Unitarian Universalism for the Twenty-First Century

Unitarian Universalism is a living tradition, one that evolves over time as we grapple with the largest questions that give life meaning. We have long held the values of our faith communally as a people, expecting to grow and change based on what we learn together. We should be proud that Unitarian Universalism offers us a way to live faithfully that remains relevant to these times. This is true in large part because we take seriously wisdom reflected through the lives of those associated with our member congregations.

Photo by Jack Jenkins for Religion News Services

During the 2022 election for members of the UUA Board of Trustees, the Rev. Beverly Seese used a term that set many UUs on fire. Many understood her candidate statement, and the discussions about it that followed, as a suggestion that the learning and growth we have undertaken together as a movement for the last thirty years and beyond, growth that calls us to “long-term cultural and institutional change that redeems the essential promise and ideals of Unitarian Universalism,” had gone too far. These words from the opening of Widening the Circle of Concern powerfully describe the long journey toward dismantling the legacies of white supremacy culture that represents our collective commitment since 1997 when our General Assembly passed the business resolution Toward an Anti-Racist Unitarian Universalist Association. Seese suggested that those of us who are younger or experience ourselves as regularly pushed to the margins might want to form “another branch of UUism,” one more attractive to our constituencies. She suggested we might call ourselves “21st Century UUs.” At a later campaign event, she reiterated her statement that she would support others to start a new branch, saying, “don’t change Unitarian Universalism.”

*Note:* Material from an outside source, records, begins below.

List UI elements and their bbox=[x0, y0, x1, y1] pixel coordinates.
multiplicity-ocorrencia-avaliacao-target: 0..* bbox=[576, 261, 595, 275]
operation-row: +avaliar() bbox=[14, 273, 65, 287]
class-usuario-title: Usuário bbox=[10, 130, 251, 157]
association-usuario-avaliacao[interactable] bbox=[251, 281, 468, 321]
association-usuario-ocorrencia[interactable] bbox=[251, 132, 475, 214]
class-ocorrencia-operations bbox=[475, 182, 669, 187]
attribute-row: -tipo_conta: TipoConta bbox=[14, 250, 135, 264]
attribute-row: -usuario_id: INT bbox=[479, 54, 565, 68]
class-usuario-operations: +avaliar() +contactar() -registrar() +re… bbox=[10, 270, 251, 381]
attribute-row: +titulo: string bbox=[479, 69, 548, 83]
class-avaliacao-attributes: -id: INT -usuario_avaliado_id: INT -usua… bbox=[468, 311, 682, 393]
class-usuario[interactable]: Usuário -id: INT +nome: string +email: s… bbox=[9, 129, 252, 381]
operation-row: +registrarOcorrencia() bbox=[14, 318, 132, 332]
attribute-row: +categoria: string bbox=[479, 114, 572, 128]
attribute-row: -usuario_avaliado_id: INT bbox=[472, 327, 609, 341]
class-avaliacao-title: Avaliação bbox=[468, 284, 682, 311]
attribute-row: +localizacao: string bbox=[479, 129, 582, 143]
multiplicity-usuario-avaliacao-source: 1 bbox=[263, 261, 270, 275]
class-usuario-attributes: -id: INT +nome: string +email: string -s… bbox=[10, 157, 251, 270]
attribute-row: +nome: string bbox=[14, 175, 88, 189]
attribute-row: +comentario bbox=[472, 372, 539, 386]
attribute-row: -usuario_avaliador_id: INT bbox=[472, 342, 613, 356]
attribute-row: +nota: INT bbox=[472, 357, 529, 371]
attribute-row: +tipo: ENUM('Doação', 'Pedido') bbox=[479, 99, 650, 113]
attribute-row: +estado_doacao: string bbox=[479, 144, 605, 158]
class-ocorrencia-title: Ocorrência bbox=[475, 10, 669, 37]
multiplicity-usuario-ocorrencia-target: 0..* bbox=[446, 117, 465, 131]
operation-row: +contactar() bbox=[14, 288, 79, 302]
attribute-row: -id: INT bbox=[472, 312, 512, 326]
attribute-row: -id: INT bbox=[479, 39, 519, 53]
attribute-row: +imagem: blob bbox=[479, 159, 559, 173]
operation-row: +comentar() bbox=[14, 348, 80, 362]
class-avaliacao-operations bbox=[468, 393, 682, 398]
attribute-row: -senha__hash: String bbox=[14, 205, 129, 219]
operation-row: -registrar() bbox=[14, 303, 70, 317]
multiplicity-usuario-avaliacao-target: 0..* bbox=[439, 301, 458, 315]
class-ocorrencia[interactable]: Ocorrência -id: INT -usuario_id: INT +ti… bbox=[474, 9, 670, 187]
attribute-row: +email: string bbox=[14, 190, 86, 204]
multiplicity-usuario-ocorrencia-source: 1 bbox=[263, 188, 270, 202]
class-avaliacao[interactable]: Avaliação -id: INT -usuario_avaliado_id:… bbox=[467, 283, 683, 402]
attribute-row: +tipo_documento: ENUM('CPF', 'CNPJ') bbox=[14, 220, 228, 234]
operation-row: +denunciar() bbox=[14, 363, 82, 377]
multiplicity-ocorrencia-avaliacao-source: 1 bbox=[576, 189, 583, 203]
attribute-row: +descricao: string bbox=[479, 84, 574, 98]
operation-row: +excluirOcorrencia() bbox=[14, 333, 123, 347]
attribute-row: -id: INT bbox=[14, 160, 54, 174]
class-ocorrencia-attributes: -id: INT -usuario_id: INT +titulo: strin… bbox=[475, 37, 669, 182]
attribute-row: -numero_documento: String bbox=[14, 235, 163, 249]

Twenty-first century Unitarian Universalists are simply UUs who remain active in the main priorities and longings of our living tradition. Since the Cambridge Platform of 1648 we have held our congregations as autonomous communities who nevertheless hold themselves accountable to one another and to the collective whole. Unitarian Universalism is a living tradition. And we are profoundly blessed by the decades-long work of hundreds of leaders seeking to make us more whole. Welcome to the twenty-first century, Unitarian Universalism. The world desperately needs your gifts.

Note: The middle paragraph of this page has been edited to better reflect Rev. Seese’s original words and subsequent appearances.